# I cant get over his past



## mrsallen1 (Jul 11, 2007)

Hello everyone. okay i dont know if its just my insecuritys but i cant get over my husbands past with his ex. We used to date 3 years ago and then we broke up and he dated a girl for 2 1/2 years than we got back together and got married. Recently she has been calling and says she wants nothing more than a friendship with him but i dont feel comfortable with it at all. Her and I do not get along at all. Well, last night we went to her house(she wasnt home) to pick up the things he had left behind. We went back home and started to put his things away and i came across a letter he wrote to her. I know it would hurt me if I read it but of course i did it anyways. The things he said to her in the letter are the things he says to me on a daily basis. It made me sick to my stomache. The reason it bothers me also is because the way he described their realtionship is that it was horrible he only used her to have a place to stay and so forth and now i kinda feel like he is using me as well. I dont know how to handle it and it has been nothing but stress for the past 3 or 4 days. We have bairely talked and im starting to wonder if this relationship worth saving ? does he still love her? i dont know what to do and its driving me crazy.


----------



## hajensen24 (Jul 26, 2007)

*Trust Is Key*

Hello...

I am sorry for your pain and situation, however, I suggest letting it die down. I am not an expert by any means, and sometimes I need to practice what I preach, but from what I am learning and what successful marreid couples tell me, is that you need to let go of the past. Technically, you two were not together when he was with this other woman, so this should not really be a concern, nor should you allow it to interfer with potentional of your marriage. Reading the letter was where it all went wrong. There hsould have been enough trust there for you to put the letter down and pack it away for storage. But you have to remember, who he was when he was with this other woman is not who he is now, nor is it the person who loves you now. People mature, their outlooks on life, love, and relationships change. We all change as individuals over time and I am sure, if he says he is done with her, he probably is. He has decided to marry you and share the rest of his life with you. You cannot change the past, and it should not change you and your current relationship. I completely understand why you read the letter and I understand how you feel, but you should know in your heart that he is your husband and he loves you and he wants you. After some time of him not answering her calls and not talking to her, she will go away. He should respect your wishes for him to cut off any communication with her as you should respect his when he says he is done with her. Don't let something like this get in the way of potentially beautiful future. 

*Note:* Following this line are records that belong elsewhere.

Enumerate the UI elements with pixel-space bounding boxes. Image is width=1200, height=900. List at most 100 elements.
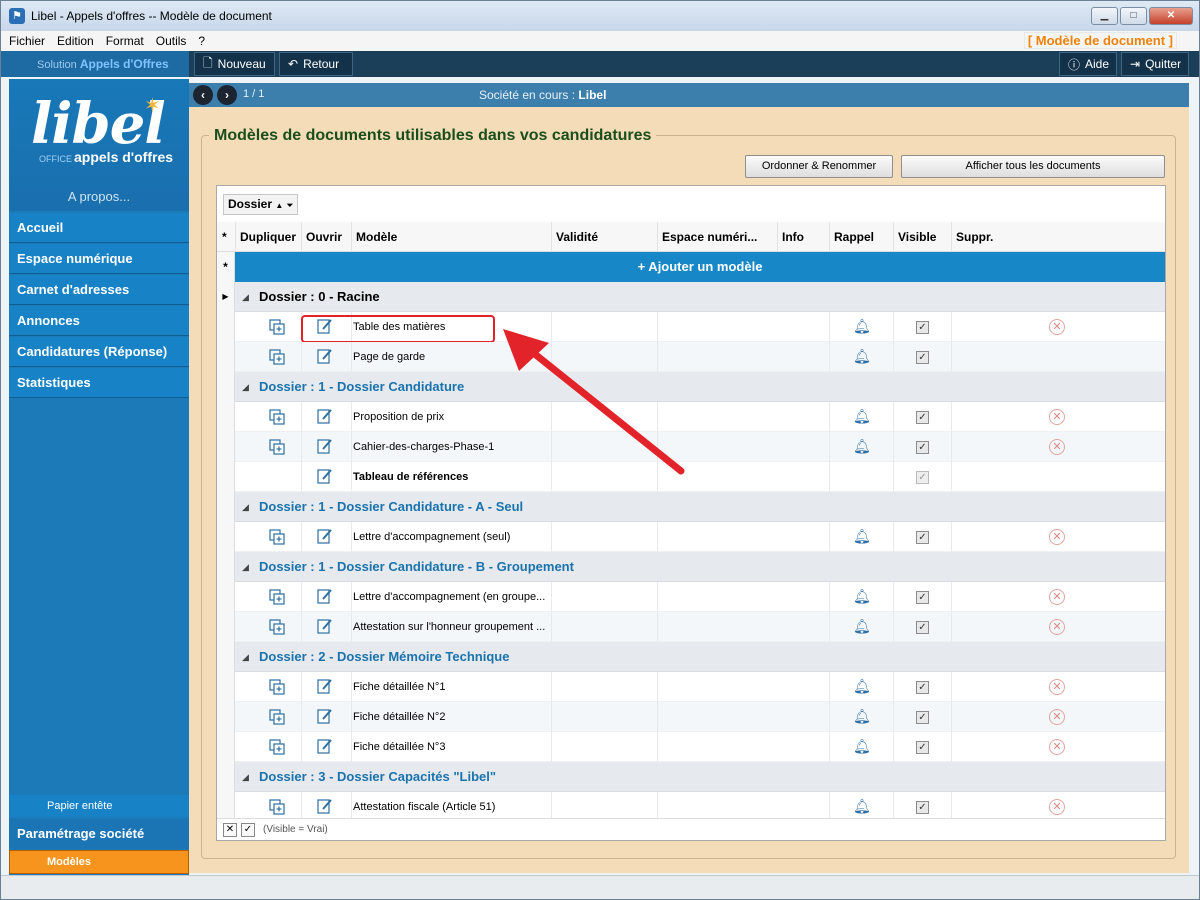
col-dupliquer[interactable]: Dupliquer <box>235 222 301 252</box>
bell-icon[interactable]: 🔔︎ <box>853 348 871 365</box>
table-row[interactable]: Tableau de références ✓ <box>217 462 1165 492</box>
row-selector[interactable] <box>217 582 235 612</box>
row-selector[interactable] <box>217 612 235 642</box>
table-row[interactable]: Cahier-des-charges-Phase-1 🔔︎ ✓ ✕ <box>217 432 1165 462</box>
col-visible[interactable]: Visible <box>893 222 951 252</box>
edit-document-icon[interactable] <box>317 438 333 454</box>
about-link[interactable]: A propos... <box>9 189 189 204</box>
nav-accueil[interactable]: Accueil <box>9 213 189 243</box>
back-button[interactable]: ↶ Retour <box>279 52 353 76</box>
group-header[interactable]: ◢ Dossier : 2 - Dossier Mémoire Techniqu… <box>217 642 1165 672</box>
table-row[interactable]: Attestation sur l'honneur groupement ...… <box>217 612 1165 642</box>
visible-checkbox[interactable]: ✓ <box>916 411 929 424</box>
bell-icon[interactable]: 🔔︎ <box>853 408 871 425</box>
table-row[interactable]: Lettre d'accompagnement (seul) 🔔︎ ✓ ✕ <box>217 522 1165 552</box>
table-row[interactable]: Fiche détaillée N°3 🔔︎ ✓ ✕ <box>217 732 1165 762</box>
delete-icon[interactable]: ✕ <box>1049 709 1065 725</box>
group-header[interactable]: ◢ Dossier : 1 - Dossier Candidature - A … <box>217 492 1165 522</box>
menu-help[interactable]: ? <box>198 34 205 48</box>
visible-checkbox[interactable]: ✓ <box>916 351 929 364</box>
group-header[interactable]: ▶ ◢ Dossier : 0 - Racine <box>217 282 1165 312</box>
group-chip-dossier[interactable]: Dossier ▲ ⏷ <box>223 194 299 215</box>
visible-checkbox[interactable]: ✓ <box>916 321 929 334</box>
nav-modeles[interactable]: Modèles <box>9 850 189 874</box>
delete-icon[interactable]: ✕ <box>1049 589 1065 605</box>
col-modele[interactable]: Modèle <box>351 222 551 252</box>
collapse-triangle-icon[interactable]: ◢ <box>242 372 249 402</box>
col-ouvrir[interactable]: Ouvrir <box>301 222 351 252</box>
delete-icon[interactable]: ✕ <box>1049 529 1065 545</box>
edit-document-icon[interactable] <box>317 678 333 694</box>
row-selector[interactable] <box>217 402 235 432</box>
quit-button[interactable]: ⇥ Quitter <box>1121 52 1189 76</box>
bell-icon[interactable]: 🔔︎ <box>853 708 871 725</box>
bell-icon[interactable]: 🔔︎ <box>853 618 871 635</box>
col-rappel[interactable]: Rappel <box>829 222 893 252</box>
nav-candidatures[interactable]: Candidatures (Réponse) <box>9 337 189 367</box>
duplicate-icon[interactable] <box>269 709 285 725</box>
row-selector[interactable] <box>217 552 235 582</box>
nav-parametrage[interactable]: Paramétrage société <box>9 819 189 849</box>
duplicate-icon[interactable] <box>269 679 285 695</box>
menu-format[interactable]: Format <box>106 34 144 48</box>
edit-document-icon[interactable] <box>317 468 333 484</box>
menu-edition[interactable]: Edition <box>57 34 94 48</box>
duplicate-icon[interactable] <box>269 439 285 455</box>
table-row[interactable]: Page de garde 🔔︎ ✓ <box>217 342 1165 372</box>
filter-enabled-checkbox[interactable]: ✓ <box>241 823 255 837</box>
edit-document-icon[interactable] <box>317 348 333 364</box>
col-info[interactable]: Info <box>777 222 829 252</box>
edit-document-icon[interactable] <box>317 588 333 604</box>
delete-icon[interactable]: ✕ <box>1049 799 1065 815</box>
collapse-triangle-icon[interactable]: ◢ <box>242 552 249 582</box>
duplicate-icon[interactable] <box>269 319 285 335</box>
edit-document-icon[interactable] <box>317 798 333 814</box>
bell-icon[interactable]: 🔔︎ <box>853 738 871 755</box>
duplicate-icon[interactable] <box>269 409 285 425</box>
nav-espace-numerique[interactable]: Espace numérique <box>9 244 189 274</box>
col-espace-numerique[interactable]: Espace numéri... <box>657 222 777 252</box>
group-header[interactable]: ◢ Dossier : 1 - Dossier Candidature <box>217 372 1165 402</box>
edit-document-icon[interactable] <box>317 618 333 634</box>
nav-carnet-adresses[interactable]: Carnet d'adresses <box>9 275 189 305</box>
add-model-button[interactable]: + Ajouter un modèle <box>235 252 1165 282</box>
show-all-documents-button[interactable]: Afficher tous les documents <box>901 155 1165 178</box>
duplicate-icon[interactable] <box>269 529 285 545</box>
bell-icon[interactable]: 🔔︎ <box>853 798 871 815</box>
visible-checkbox[interactable]: ✓ <box>916 711 929 724</box>
maximize-button[interactable]: □ <box>1120 7 1147 25</box>
visible-checkbox[interactable]: ✓ <box>916 681 929 694</box>
filter-icon[interactable]: ⏷ <box>287 201 293 210</box>
table-row[interactable]: Table des matières 🔔︎ ✓ ✕ <box>217 312 1165 343</box>
table-row[interactable]: Fiche détaillée N°2 🔔︎ ✓ ✕ <box>217 702 1165 732</box>
row-selector[interactable]: ▶ <box>217 282 235 312</box>
row-selector[interactable] <box>217 672 235 702</box>
duplicate-icon[interactable] <box>269 589 285 605</box>
duplicate-icon[interactable] <box>269 619 285 635</box>
duplicate-icon[interactable] <box>269 799 285 815</box>
collapse-triangle-icon[interactable]: ◢ <box>242 762 249 792</box>
visible-checkbox[interactable]: ✓ <box>916 531 929 544</box>
bell-icon[interactable]: 🔔︎ <box>853 438 871 455</box>
table-row[interactable]: Proposition de prix 🔔︎ ✓ ✕ <box>217 402 1165 432</box>
visible-checkbox[interactable]: ✓ <box>916 471 929 484</box>
group-header[interactable]: ◢ Dossier : 3 - Dossier Capacités "Libel… <box>217 762 1165 792</box>
table-row[interactable]: Fiche détaillée N°1 🔔︎ ✓ ✕ <box>217 672 1165 702</box>
col-validite[interactable]: Validité <box>551 222 657 252</box>
delete-icon[interactable]: ✕ <box>1049 409 1065 425</box>
row-selector[interactable] <box>217 372 235 402</box>
collapse-triangle-icon[interactable]: ◢ <box>242 492 249 522</box>
bell-icon[interactable]: 🔔︎ <box>853 528 871 545</box>
edit-document-icon[interactable] <box>317 738 333 754</box>
help-button[interactable]: ⓘ Aide <box>1059 52 1117 76</box>
visible-checkbox[interactable]: ✓ <box>916 591 929 604</box>
table-row[interactable]: Lettre d'accompagnement (en groupe... 🔔︎… <box>217 582 1165 612</box>
prev-arrow-icon[interactable]: ‹ <box>193 85 213 105</box>
bell-icon[interactable]: 🔔︎ <box>853 588 871 605</box>
row-selector[interactable] <box>217 432 235 462</box>
bell-icon[interactable]: 🔔︎ <box>853 318 871 335</box>
next-arrow-icon[interactable]: › <box>217 85 237 105</box>
order-rename-button[interactable]: Ordonner & Renommer <box>745 155 893 178</box>
row-selector[interactable] <box>217 642 235 672</box>
delete-icon[interactable]: ✕ <box>1049 739 1065 755</box>
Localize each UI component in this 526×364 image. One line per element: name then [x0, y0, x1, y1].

If you can... erase this from your memory and move forward with the love and trust in your heart as the day you said "I do".

I hope this helped and made sense... 

Best of luck...


----------



## katharina (Jun 29, 2007)

*Re: Trust Is Key*



hajensen24 said:


> After some time of him not answering her calls and not talking to her, she will go away. He should respect your wishes for him to cut off any communication with her as you should respect his when he says he is done with her. Don't let something like this get in the way of potentially beautiful future.


I think it's important that he *does* do this... but the poster didn't say whether or not he was also wanting to be friends with this other person. Sometimes things like that work out but more often they don't. I think the husband needs to respect his wife's wishes about not letting this other woman in their life as a friend.


----------